Warum Döbling ein Pickerl bekommt

Warum Döbling ein Pickerl bekommt
Teile der ÖVP wollten Thema vor der Wahl los werden, Tiller spricht von Druck der „Parkpickerl-Mafia“

Adi Tiller hätte sich den Ausklang seiner 40-jährigen Amtszeit als Döblinger Bezirksvorsteher wohl ein wenig anders vorgestellt: Gegen seinen Willen bekommt auch der 19. Bezirk ein Parkpickerl – flächendeckend von 9 bis 19 Uhr. Ein entsprechender rot-grüner Antrag wurde am Donnerstag, wie berichtet, in der Bezirksvertretung beschlossen. Tiller hatte hingegen die Monate zuvor für eine Schmalspur-Variante von 14 bis 19 Uhr Stimmung gemacht.

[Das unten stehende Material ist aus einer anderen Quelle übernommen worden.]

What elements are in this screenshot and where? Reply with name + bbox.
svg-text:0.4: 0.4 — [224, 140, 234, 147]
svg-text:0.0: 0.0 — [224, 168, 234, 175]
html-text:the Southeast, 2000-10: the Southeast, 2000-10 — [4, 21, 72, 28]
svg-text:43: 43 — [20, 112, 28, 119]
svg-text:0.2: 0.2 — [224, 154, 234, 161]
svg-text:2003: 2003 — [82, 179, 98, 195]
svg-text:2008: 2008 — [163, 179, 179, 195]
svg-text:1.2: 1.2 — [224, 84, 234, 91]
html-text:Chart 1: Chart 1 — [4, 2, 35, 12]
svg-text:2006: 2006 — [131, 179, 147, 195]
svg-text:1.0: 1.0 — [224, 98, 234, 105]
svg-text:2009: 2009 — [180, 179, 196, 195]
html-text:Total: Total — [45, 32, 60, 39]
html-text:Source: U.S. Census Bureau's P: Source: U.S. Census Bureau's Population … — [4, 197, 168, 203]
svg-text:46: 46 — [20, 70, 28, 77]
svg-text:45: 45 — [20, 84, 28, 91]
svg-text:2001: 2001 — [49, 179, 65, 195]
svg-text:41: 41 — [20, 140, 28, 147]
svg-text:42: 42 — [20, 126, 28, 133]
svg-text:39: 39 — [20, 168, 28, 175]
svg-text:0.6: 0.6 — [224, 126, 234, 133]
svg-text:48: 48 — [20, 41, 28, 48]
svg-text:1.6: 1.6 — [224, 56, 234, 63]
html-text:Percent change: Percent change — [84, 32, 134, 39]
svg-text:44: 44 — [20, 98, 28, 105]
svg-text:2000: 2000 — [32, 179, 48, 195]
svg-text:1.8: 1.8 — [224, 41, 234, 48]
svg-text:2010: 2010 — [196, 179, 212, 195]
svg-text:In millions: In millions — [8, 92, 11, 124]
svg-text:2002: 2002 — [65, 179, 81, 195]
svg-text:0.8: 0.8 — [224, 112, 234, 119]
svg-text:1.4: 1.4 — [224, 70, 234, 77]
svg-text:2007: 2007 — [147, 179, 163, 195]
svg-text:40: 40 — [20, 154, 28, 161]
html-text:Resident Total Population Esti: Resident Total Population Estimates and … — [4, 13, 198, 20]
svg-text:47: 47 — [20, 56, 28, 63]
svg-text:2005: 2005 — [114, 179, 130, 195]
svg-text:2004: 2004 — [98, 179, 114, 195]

Das Bemerkenswerte am Votum der Döblinger Mandatare: Auch sechs von Tillers ÖVP-Parteikollegen stimmten für das Pickerl und sorgten damit für die nötige Mehrheit.

Laut Tiller sei Folgendes passiert: Bezirksräte aus überparkten Grätzeln seien zuletzt massiv unter Druck gesetzt worden: „Ihnen sind von der Parkpickerl-Mafia persönlich Konsequenzen angedroht worden“, schildert er dem KURIER. So habe man etwa angekündigt, dass Geschäfte der betroffenen Mandatare boykottiert würden, sollten sie gegen das Pickerl eintreten. „Sie mussten dann schweren Herzens dafür stimmen. Der persönliche Frieden geht in so einer Situation voran.“ Um wen es sich bei dieser „Mafia“ handelt, will Tiller nicht verraten.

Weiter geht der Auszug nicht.